Discussion on Uniform Civil Code
Uniform Civil Code
The Shah Bano case brought the issue of a Uniform Civil Code (UCC) into the limelight and the recent judgement of the Apex Court, suggesting that the Government implement the UCC, has once again re-ignited a serious controversy. There cannot be two opinions that unscrupulous people who take refuge in religion for lust and to avoid family responsibility should be prosecuted under the law. In a way, even the Hindu Marriage Act needs to be amended to ensure that a husband who changes his religion cannot marry another woman unless he divorces the first wife and accepts the obligation to pay maintenance as decided by the court.
Similarly, though the Child Marriage Act was passed in 1929, it has been made relatively ineffective, stating that a marriage celebrated in violation of the stipulation regarding age, would nevertheless be valid; the position remains the same in the Hindu Marriage Act of 1955.
It is often mistakenly assumed that the Hindu Succession Act, 1956, entitled daughters to an equal share in all ancestral properties. This is, however, not the case in regard to joint family property governed by the Mitakshara System of Hindu Law. The daughter is entitled to only a share of her father's property, while the son inherits both as a co-partner as well as a son. It is to be noted that the Mitakshara School is followed by the vast majority in the country. The concept of matrimonial property also needs to be Incorporated in the law of inheritance and succession.
Under the Hindu Adoptions and Maintenance Act, 1956, a married male needs his wife's consent for adoption only if she remains a Hindu; if she has changed her religion, the consent is not required. By analogy, the husband can perhaps also ignore his wife in the matter of adoption if she is a non-Hindu. In the matter of maintenance, a non-Hindu wife cannot claim it from her Hindu husband (either while living with him or living separately), but conversely a Hindu wife enjoys the right to live separate from her non-Hindu husband, on the ground of his conversion, without losing her right to be maintained by him.
In spite of these loopholes in secular legislation, there cannot be two opinions that the ground for gender equality is well prepared. What remains is the question of new adjustments. The solid resistance of the Muslim community in general against any attempt towards a Uniform Civil Code is basically a reflection of the community's urge for identify. In the Indian context, certain other factors contributed towards the deteriorating status of Muslim women in society. For example, during the long and close period of contact with various cultures, the socio-cultural life of Indian Muslim women was inevitably coloured by Hindu traditions and values. This process was unavoidable since large numbers of Indian Muslims were converted from Hinduism. One cannot claim honestly that the day-to-day life of an Indian Muslim woman is governed by the 'Shariat' or Islamic law. One has to admit that the Muslim Personal Law, as it operates in India, needs reforms, related particularly to the unbridled right of a husband pronouncing triple 'talaaq' and practising polygamy. It is often maintained that Muslims are resistant to social reforms due to the rigidity of religion and unable to admit any change in their belief system. But an honest assessment will clarify that any framework leaves enough social space to accommodate change and reform. Moreover, the Muslim Personal Law that is in vogue in India is not fair to women. In spite of the fact that family laws have been reformed in most Muslim countries, India has brought no significant changes in this respect, except the most unsatisfactory, ill-adopted Muslim Women (Protection of Rights of Divorce) Act, 1986.

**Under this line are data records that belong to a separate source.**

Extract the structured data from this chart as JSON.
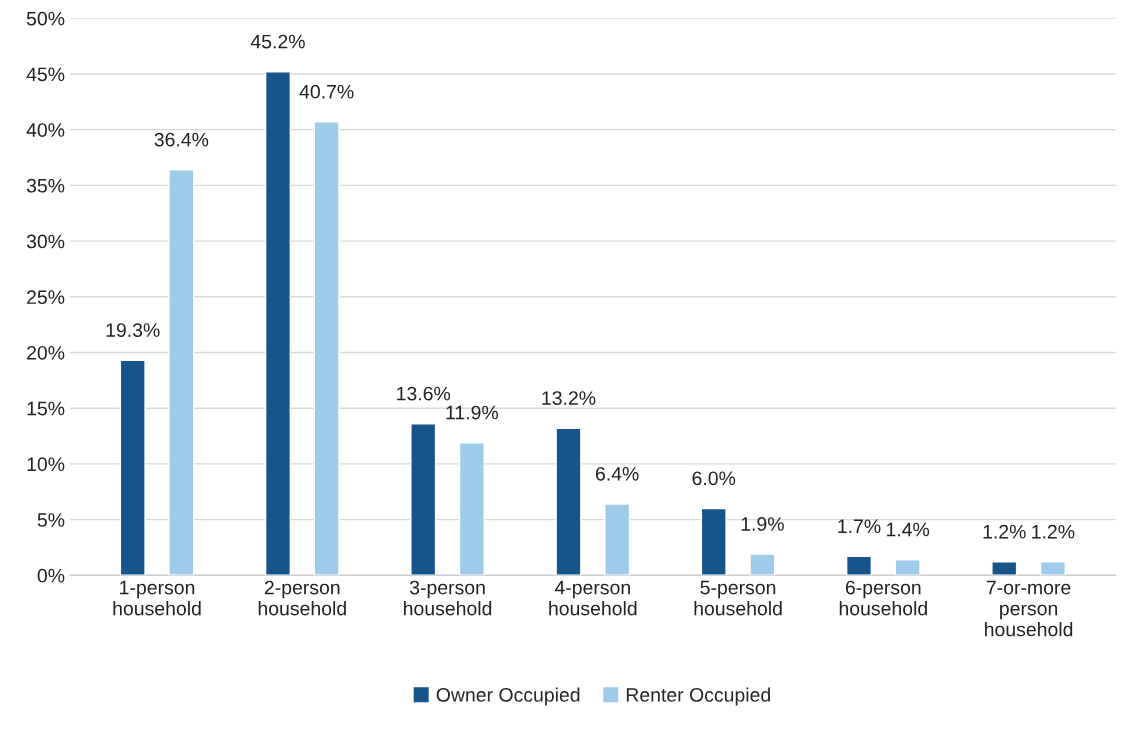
{
  "chart_data": {
    "type": "bar",
    "categories": [
      "1-person\nhousehold",
      "2-person\nhousehold",
      "3-person\nhousehold",
      "4-person\nhousehold",
      "5-person\nhousehold",
      "6-person\nhousehold",
      "7-or-more\nperson\nhousehold"
    ],
    "series": [
      {
        "name": "Owner Occupied",
        "color": "#16548a",
        "values": [
          19.3,
          45.2,
          13.6,
          13.2,
          6.0,
          1.7,
          1.2
        ],
        "value_labels": [
          "19.3%",
          "45.2%",
          "13.6%",
          "13.2%",
          "6.0%",
          "1.7%",
          "1.2%"
        ]
      },
      {
        "name": "Renter Occupied",
        "color": "#9fcbeb",
        "values": [
          36.4,
          40.7,
          11.9,
          6.4,
          1.9,
          1.4,
          1.2
        ],
        "value_labels": [
          "36.4%",
          "40.7%",
          "11.9%",
          "6.4%",
          "1.9%",
          "1.4%",
          "1.2%"
        ]
      }
    ],
    "ylim": [
      0,
      50
    ],
    "yticks": [
      {
        "value": 0,
        "label": "0%"
      },
      {
        "value": 5,
        "label": "5%"
      },
      {
        "value": 10,
        "label": "10%"
      },
      {
        "value": 15,
        "label": "15%"
      },
      {
        "value": 20,
        "label": "20%"
      },
      {
        "value": 25,
        "label": "25%"
      },
      {
        "value": 30,
        "label": "30%"
      },
      {
        "value": 35,
        "label": "35%"
      },
      {
        "value": 40,
        "label": "40%"
      },
      {
        "value": 45,
        "label": "45%"
      },
      {
        "value": 50,
        "label": "50%"
      }
    ],
    "grid": "y",
    "legend": "bottom"
  }
}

The ultimate objective of reform is to establish an egalitarian society. It has already been mentioned that any legislation earnestly directed towards social justice can be well adjusted within the framework of Shari at. But it would be much better if the initiative comes from within the community itself. But no doubt the Supreme Court Judgement has made the task very difficult for those people who are fighting to ameliorate the position of Muslim women.